Decide la Corte la impugnación formulada frente a la sentencia proferida por la Sala Civil del Tribunal Superior del Distrito Judicial de Bogotá el 22 de marzo de 2023, dentro de la acción de tutela promovida por Elquin Infante Lombo, Luz Amparo Trigos Rey, Alba Lucía Parra Ramírez y Julia Cortés Lozano contra la Superintendencia de Sociedades, trámite al cual fueron vinculados los intervinientes en el proceso de insolvencia empresarial n° 99395.
ANTECEDENTES
1. Actuando a través de apoderado judicial, los solicitantes reclaman la protección de los derechos fundamentales al debido proceso, igualdad y acceso a la administración de justicia, presuntamente vulnerados por la autoridad convocada.
2. En síntesis, expusieron que a través de sendas escrituras públicas y pagarés otorgados el 20 de febrero de 2019, se constituyeron en acreedores hipotecarios de José Orlando Guerrero Corredor, y en tales instrumentos «estipularon unos datos de contacto, tales como direcciones de notificación física, electrónica y teléfonos».

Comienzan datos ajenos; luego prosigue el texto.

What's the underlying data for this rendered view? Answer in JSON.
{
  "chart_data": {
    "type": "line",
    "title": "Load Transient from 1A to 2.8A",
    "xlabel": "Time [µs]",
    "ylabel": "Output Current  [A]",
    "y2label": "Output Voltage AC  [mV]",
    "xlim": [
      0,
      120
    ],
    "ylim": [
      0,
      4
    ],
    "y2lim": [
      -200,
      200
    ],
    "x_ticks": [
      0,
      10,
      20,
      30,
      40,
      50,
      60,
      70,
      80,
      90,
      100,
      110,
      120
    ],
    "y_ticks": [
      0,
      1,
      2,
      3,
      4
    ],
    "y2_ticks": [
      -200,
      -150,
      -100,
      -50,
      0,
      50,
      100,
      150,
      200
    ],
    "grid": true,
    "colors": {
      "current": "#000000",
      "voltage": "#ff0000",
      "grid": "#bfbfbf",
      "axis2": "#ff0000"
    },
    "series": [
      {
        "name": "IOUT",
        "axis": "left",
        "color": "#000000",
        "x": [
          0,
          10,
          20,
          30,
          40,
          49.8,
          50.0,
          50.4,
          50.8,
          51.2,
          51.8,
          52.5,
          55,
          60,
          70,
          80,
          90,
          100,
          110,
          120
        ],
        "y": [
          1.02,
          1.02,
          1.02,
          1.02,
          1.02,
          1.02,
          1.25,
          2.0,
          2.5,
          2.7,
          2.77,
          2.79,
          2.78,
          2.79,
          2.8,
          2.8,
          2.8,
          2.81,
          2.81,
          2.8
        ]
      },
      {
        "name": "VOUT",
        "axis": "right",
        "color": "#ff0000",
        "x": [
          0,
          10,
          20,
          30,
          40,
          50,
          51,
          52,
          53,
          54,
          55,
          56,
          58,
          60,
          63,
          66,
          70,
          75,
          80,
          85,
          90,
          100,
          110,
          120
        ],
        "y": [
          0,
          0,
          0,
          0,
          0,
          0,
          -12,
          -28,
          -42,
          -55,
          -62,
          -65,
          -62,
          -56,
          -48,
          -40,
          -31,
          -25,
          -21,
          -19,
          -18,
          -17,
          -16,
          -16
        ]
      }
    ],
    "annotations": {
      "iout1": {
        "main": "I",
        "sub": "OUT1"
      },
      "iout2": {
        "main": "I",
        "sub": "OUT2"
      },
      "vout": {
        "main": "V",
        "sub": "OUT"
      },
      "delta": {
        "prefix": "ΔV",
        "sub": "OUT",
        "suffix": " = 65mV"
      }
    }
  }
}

Que Guerrero Corredor «se sometió a proceso de insolvencia el 21 de enero de 2021, admitida mediante auto 2021-01-034862 [del 11 de febrero de 2021], y «a pesar que la Supersociedades ordenó notificar a los acreedores, este no realizó tal disposición (…), a pesar de tener las direcciones de notificación»; que el 12 de mayo de 2021, se presentó el inventario de activos y pasivos «pero no incluyó las obligaciones [hipotecarias antes referidas] en el proyecto de graduación y calificación de derechos de voto presentado dentro del proceso de reorganización», y sin que se les hubiera notificado «en debida forma», con «auto 428-004425 del 28 de marzo de 2022 la Superintendencia de Sociedades declaró terminado el proceso de reorganización y decretó la liquidación judicial».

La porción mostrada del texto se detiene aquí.